Bug 616833

Summary:	task nfsd:2351 blocked for more than 120 seconds
Product:	Red Hat Enterprise Linux 5	Reporter:	Scott Leerssen <scott>
Component:	kernel	Assignee:	Jeff Layton <jlayton>
Status:	CLOSED WONTFIX	QA Contact:	Red Hat Kernel QE team <kernel-qe>
Severity:	high	Docs Contact:
Priority:	low
Version:	5.5	CC:	bfields, jacekm, jlayton, rwheeler, sprabhu, steved, tom, trepancito, wnefal+redhatbugzilla
Target Milestone:	rc
Target Release:	---
Hardware:	All
OS:	Linux
Whiteboard:
Fixed In Version:		Doc Type:	Bug Fix
Doc Text:		Story Points:	---
Clone Of:		Environment:
Last Closed:	2010-07-22 14:49:40 UTC	Type:	---
Regression:	---	Mount Type:	---
Documentation:	---	CRM:
Verified Versions:		Category:	---
oVirt Team:	---	RHEL 7.3 requirements from Atomic Host:
Cloudforms Team:	---	Target Upstream Version:
Embargoed:

Description Scott Leerssen 2010-07-21 13:57:14 UTC

Description of problem:

We are seeing NFS tasks being blocked indefinitely in the kernel after updating to 5.5.  5.4 did not seem to exhibit the same behavior.

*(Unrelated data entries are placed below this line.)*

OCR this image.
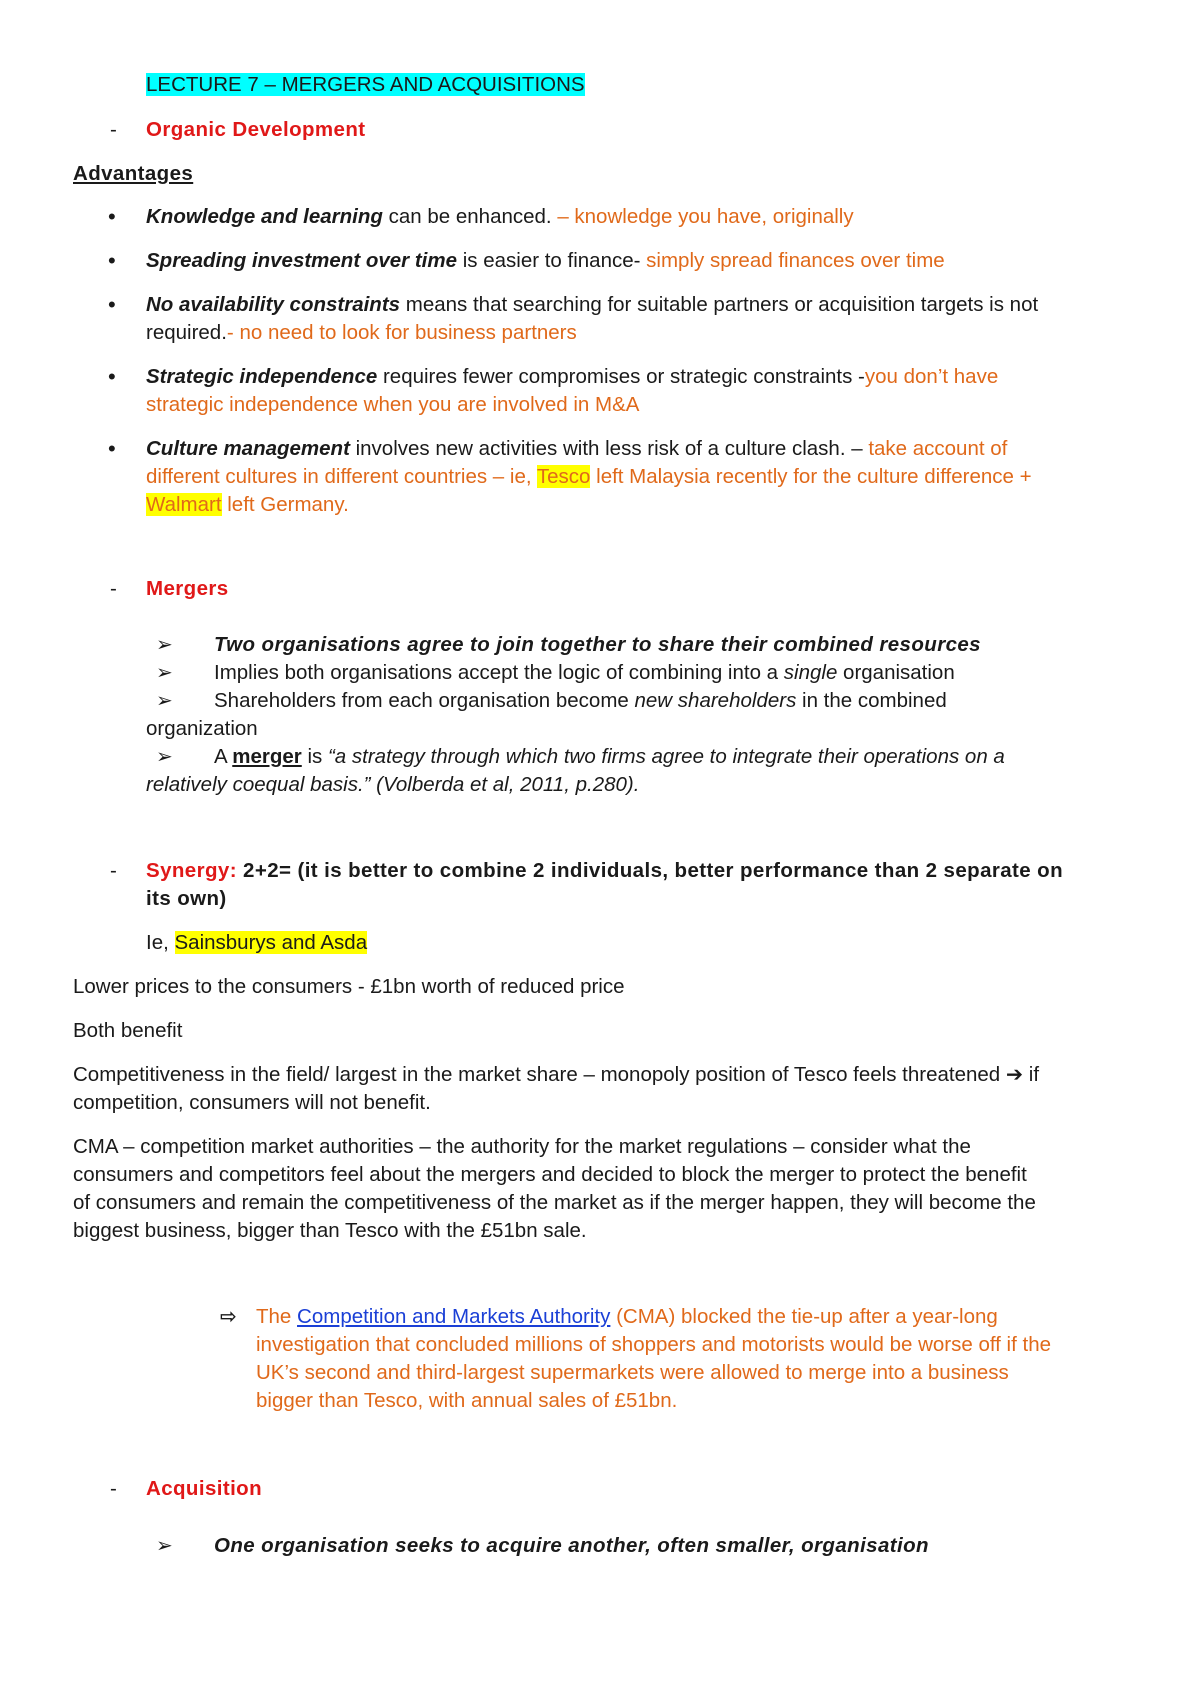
LECTURE 7 – MERGERS AND ACQUISITIONS
- Organic Development
Advantages
• Knowledge and learning can be enhanced. – knowledge you have, originally
• Spreading investment over time is easier to finance- simply spread finances over time
• No availability constraints means that searching for suitable partners or acquisition targets is not
required.- no need to look for business partners
• Strategic independence requires fewer compromises or strategic constraints -you don’t have
strategic independence when you are involved in M&A
• Culture management involves new activities with less risk of a culture clash. – take account of
different cultures in different countries – ie, Tesco left Malaysia recently for the culture difference +
Walmart left Germany.
- Mergers
➢ Two organisations agree to join together to share their combined resources
➢ Implies both organisations accept the logic of combining into a single organisation
➢ Shareholders from each organisation become new shareholders in the combined
organization
➢ A merger is “a strategy through which two firms agree to integrate their operations on a
relatively coequal basis.” (Volberda et al, 2011, p.280).
- Synergy: 2+2= (it is better to combine 2 individuals, better performance than 2 separate on
its own)
Ie, Sainsburys and Asda
Lower prices to the consumers - £1bn worth of reduced price
Both benefit
Competitiveness in the field/ largest in the market share – monopoly position of Tesco feels threatened ➔ if
competition, consumers will not benefit.
CMA – competition market authorities – the authority for the market regulations – consider what the
consumers and competitors feel about the mergers and decided to block the merger to protect the benefit
of consumers and remain the competitiveness of the market as if the merger happen, they will become the
biggest business, bigger than Tesco with the £51bn sale.
⇨ The Competition and Markets Authority (CMA) blocked the tie-up after a year-long
investigation that concluded millions of shoppers and motorists would be worse off if the
UK’s second and third-largest supermarkets were allowed to merge into a business
bigger than Tesco, with annual sales of £51bn.
- Acquisition
➢ One organisation seeks to acquire another, often smaller, organisation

Version-Release number of selected component (if applicable):

Linux devmws5.racemi.com 2.6.18-194.8.1.el5 #1 SMP Thu Jul 1 19:07:06 EDT 2010 i686 i686 i386 GNU/Linux

How reproducible:

Intermittent, but usually occurs after moderate load.

Steps to Reproduce:
1.
2.
3.
  
Actual results:

NFS connections block and never free.

Expected results:

No blocked NFS connections.

Additional info:

Our management software uses a lot of NFS mounts to access it's storage and sometimes that storage is local, so the NFS connections occur over loopback to the same server (don't ask).  These connections seem to exacerbate the issue.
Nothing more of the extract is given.